In 1997, when Sergey Brin and Larry Page were graduate students at Stanford, they wrote a short paper about an experimental search engine that they called Google. Brin and Page’s idea—which was based on the research of many mathematical scientists—was to give each Web page a ranking, called PageRank, that indicates how authoritative it is. Your PageRank will improve if a lot of other Websites link to your Website. Intuitively, those other pages are casting a vote for your page. Also, Brin and Page assumed that a vote from a page that is itself quite authoritative should count for more. Thus your PageRank is a function of the PageRanks of all the pages that link to you.
The genius of Brin and Page’s PageRank was its ability to harness human judgments without explicitly asking for them. Every link to a Web page is an implicit vote for the relevance of that page. In an exploding Internet, its simplicity also turned out to be of paramount importance. The calculation could be done offline, and thus it could be applied to the entire Web. PageRank represented a major advance over approaches to Internet search that were based on matching words or strings on a page. These earlier search engines returned far too many results, even in a drastically smaller Internet than today.
The PageRank algorithm seems to pose a chicken-and-egg paradox: To compute one PageRank, you already need to know all of the other PageRanks. However, Brin and Page recognized that this challenge is a form of a well-known type of math problem, known as the eigenvector problem. A vector (in this case) is just a list of numbers, such as the list of the PageRanks of all pages on the Web. If you apply the PageRank algorithm to a collection of vectors, most will be changed, but the true PageRank vector persists: It is not changed by the algorithm.
This kind of “persistent” vector is known in mathematics as an eigenvector (eigen being the German word for “characteristic”). Eigenvectors have appeared in numerous contexts over the centuries. The concept (though not the terminology) first arose in the work of the 18th century mathematician Leonhard Euler on the rotation of solid bodies. Because any rotation in space must have an axis—a line that persists in the same direction throughout the rotation—Euler recognized that the axis and angle of rotation characterize the rotation (which justifies the term “characteristic,” at least in this context).
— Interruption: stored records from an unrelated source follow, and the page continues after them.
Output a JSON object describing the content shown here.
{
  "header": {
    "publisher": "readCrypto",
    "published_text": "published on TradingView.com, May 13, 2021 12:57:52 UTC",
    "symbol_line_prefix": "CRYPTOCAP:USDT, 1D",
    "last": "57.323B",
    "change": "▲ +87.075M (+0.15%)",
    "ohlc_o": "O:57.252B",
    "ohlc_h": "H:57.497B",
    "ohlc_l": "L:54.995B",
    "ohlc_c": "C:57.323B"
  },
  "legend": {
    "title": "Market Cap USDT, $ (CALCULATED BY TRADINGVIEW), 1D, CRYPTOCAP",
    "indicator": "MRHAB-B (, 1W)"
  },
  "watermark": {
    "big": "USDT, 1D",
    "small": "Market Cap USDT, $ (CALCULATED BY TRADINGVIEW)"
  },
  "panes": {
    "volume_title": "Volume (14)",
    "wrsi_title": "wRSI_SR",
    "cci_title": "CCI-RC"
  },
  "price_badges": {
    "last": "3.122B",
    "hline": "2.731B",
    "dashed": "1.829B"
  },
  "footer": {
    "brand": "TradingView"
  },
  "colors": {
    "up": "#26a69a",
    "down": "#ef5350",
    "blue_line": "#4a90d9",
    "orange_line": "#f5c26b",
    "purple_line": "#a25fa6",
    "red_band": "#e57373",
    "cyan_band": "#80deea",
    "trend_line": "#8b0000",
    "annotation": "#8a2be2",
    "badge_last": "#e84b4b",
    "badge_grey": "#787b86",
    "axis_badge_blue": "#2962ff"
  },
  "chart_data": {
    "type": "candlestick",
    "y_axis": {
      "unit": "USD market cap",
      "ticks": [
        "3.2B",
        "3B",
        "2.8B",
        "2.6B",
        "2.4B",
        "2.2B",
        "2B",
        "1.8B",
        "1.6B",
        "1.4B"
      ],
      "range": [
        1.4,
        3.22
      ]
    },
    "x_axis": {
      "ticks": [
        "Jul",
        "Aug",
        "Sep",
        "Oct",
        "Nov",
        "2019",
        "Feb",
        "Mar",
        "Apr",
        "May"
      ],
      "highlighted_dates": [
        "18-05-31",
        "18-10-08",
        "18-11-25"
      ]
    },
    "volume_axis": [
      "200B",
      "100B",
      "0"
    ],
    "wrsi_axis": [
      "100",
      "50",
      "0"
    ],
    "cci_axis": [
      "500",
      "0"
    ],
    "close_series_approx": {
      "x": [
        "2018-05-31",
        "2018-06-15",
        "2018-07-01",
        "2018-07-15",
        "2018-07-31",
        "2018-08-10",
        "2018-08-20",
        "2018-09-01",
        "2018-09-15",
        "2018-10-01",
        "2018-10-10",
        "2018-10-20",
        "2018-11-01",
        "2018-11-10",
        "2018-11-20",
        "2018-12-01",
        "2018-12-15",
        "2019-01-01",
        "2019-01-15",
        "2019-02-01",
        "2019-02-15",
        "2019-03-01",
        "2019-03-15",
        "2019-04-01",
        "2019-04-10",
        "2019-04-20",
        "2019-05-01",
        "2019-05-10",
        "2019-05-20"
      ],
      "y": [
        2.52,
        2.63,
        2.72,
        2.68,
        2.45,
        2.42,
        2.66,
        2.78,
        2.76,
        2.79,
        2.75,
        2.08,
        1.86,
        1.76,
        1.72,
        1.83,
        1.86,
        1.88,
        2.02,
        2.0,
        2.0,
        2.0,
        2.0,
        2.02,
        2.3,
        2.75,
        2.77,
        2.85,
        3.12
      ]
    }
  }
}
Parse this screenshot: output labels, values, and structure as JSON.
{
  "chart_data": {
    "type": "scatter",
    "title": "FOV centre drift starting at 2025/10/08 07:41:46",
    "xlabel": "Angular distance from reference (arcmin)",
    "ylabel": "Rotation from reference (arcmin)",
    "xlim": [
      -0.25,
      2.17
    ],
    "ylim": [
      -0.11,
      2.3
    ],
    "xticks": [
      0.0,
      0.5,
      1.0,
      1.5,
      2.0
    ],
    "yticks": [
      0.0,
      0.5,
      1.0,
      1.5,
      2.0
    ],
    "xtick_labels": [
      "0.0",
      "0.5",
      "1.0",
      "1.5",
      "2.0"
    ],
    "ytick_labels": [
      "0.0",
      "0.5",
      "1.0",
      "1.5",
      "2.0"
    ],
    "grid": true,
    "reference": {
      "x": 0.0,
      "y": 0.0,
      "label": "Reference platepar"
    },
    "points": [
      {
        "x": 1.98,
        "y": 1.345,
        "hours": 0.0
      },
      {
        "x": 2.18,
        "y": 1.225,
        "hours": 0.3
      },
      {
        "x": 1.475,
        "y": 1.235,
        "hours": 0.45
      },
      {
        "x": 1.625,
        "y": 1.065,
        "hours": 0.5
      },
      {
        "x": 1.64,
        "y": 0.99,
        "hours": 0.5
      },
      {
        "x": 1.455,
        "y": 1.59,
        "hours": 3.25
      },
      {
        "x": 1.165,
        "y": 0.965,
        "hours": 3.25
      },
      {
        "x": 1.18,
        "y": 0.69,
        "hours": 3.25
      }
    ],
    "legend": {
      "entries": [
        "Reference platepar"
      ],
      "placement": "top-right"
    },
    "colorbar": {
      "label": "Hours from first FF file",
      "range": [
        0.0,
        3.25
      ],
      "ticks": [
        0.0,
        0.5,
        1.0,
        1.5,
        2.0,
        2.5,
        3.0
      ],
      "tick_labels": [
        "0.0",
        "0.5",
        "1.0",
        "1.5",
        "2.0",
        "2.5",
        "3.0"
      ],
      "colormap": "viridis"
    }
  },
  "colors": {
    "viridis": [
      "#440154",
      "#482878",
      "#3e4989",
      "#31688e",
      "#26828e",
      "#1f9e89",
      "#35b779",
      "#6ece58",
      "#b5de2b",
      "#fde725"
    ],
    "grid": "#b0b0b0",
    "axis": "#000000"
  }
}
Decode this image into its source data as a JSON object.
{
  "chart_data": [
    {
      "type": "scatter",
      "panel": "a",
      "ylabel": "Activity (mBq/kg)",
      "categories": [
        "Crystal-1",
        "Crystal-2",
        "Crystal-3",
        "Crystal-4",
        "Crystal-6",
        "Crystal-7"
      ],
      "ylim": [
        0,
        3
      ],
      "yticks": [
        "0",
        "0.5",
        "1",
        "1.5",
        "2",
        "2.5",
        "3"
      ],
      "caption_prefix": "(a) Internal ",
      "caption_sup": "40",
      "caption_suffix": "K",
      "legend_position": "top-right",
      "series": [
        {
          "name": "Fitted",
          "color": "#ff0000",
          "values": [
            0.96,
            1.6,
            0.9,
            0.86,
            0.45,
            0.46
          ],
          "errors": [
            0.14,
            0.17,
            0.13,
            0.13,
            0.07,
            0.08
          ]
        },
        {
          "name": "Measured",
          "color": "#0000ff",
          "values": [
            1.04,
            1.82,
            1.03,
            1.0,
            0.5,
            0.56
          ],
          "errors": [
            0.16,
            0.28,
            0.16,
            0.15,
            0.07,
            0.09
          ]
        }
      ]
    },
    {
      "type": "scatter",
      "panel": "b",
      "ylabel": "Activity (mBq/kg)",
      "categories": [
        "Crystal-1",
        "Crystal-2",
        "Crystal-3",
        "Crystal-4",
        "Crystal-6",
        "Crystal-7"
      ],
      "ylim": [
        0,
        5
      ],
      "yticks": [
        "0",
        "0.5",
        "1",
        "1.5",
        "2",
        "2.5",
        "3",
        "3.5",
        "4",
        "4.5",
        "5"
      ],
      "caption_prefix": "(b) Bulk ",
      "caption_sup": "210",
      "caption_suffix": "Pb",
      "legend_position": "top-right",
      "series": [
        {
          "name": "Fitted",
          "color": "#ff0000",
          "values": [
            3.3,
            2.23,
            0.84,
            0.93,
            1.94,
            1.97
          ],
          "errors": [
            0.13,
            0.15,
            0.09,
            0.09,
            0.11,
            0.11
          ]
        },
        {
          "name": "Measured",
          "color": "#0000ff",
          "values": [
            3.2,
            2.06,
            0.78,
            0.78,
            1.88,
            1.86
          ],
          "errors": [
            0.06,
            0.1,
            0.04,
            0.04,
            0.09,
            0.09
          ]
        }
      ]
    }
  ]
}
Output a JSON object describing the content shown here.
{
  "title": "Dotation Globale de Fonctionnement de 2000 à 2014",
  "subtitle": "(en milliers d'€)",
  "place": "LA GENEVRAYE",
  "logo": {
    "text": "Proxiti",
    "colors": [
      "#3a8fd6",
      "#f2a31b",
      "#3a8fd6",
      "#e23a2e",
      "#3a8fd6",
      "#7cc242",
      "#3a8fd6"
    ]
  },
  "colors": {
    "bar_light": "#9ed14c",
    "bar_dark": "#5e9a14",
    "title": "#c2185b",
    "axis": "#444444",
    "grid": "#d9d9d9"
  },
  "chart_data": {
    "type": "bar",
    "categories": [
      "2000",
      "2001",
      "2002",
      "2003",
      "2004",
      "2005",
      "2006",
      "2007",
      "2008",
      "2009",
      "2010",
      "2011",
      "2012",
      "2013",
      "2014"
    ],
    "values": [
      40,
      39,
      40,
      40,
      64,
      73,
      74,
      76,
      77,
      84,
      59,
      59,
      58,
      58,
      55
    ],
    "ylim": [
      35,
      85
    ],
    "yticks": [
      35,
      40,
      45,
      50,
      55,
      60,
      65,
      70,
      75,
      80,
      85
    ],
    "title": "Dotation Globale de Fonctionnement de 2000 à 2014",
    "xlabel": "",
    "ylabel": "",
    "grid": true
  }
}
Fast forward a century or so, and you find eigenvectors used again in quantum physics. The motion of electrons is described by Schrödinger’s equation, formulated in 1926 by Austrian physicist Erwin Schrödinger. They do not orbit atomic nuclei in circles or ellipses in the way that planets orbit the Sun. Instead, their orbits form complicated three-dimensional shapes that are determined by the eigenvectors of Schrödinger’s equation. By counting the number of these solutions, you can tell how many electrons fit in each energy level or orbital of an atom, and in this way you can start to explain the patterns and periodicities of the periodic table.
Fast forward again to the present, and you can find the same concept used in genomics. Imagine that you have a large array of data; for example, the level of activity of 3,000 genes in a cell at 20 different times. Although the cell has thousands of genes, it does not have that many biologically meaningful processes. Some of the genes may work together to repel an invader. Other genes may be involved in cell division or metabolism. But the rest may not be doing much of anything, at least while you are watching them; their activity just amounts to random noise. The eigenvectors of the data set correspond to the most relevant patterns in the data, those which persist through the noise of chance variation. Figure 2 (on page 10) shows networks of genes found using eigenvectors. One eigenvector (the term “eigengene” has even been coined here) might correspond to genes that control metabolism. Another might consist of genes activated during cell division. The mathematics identifies the gene networks that appear most tied to biological activity, but it cannot tell what the networks do. That is up to the biologist.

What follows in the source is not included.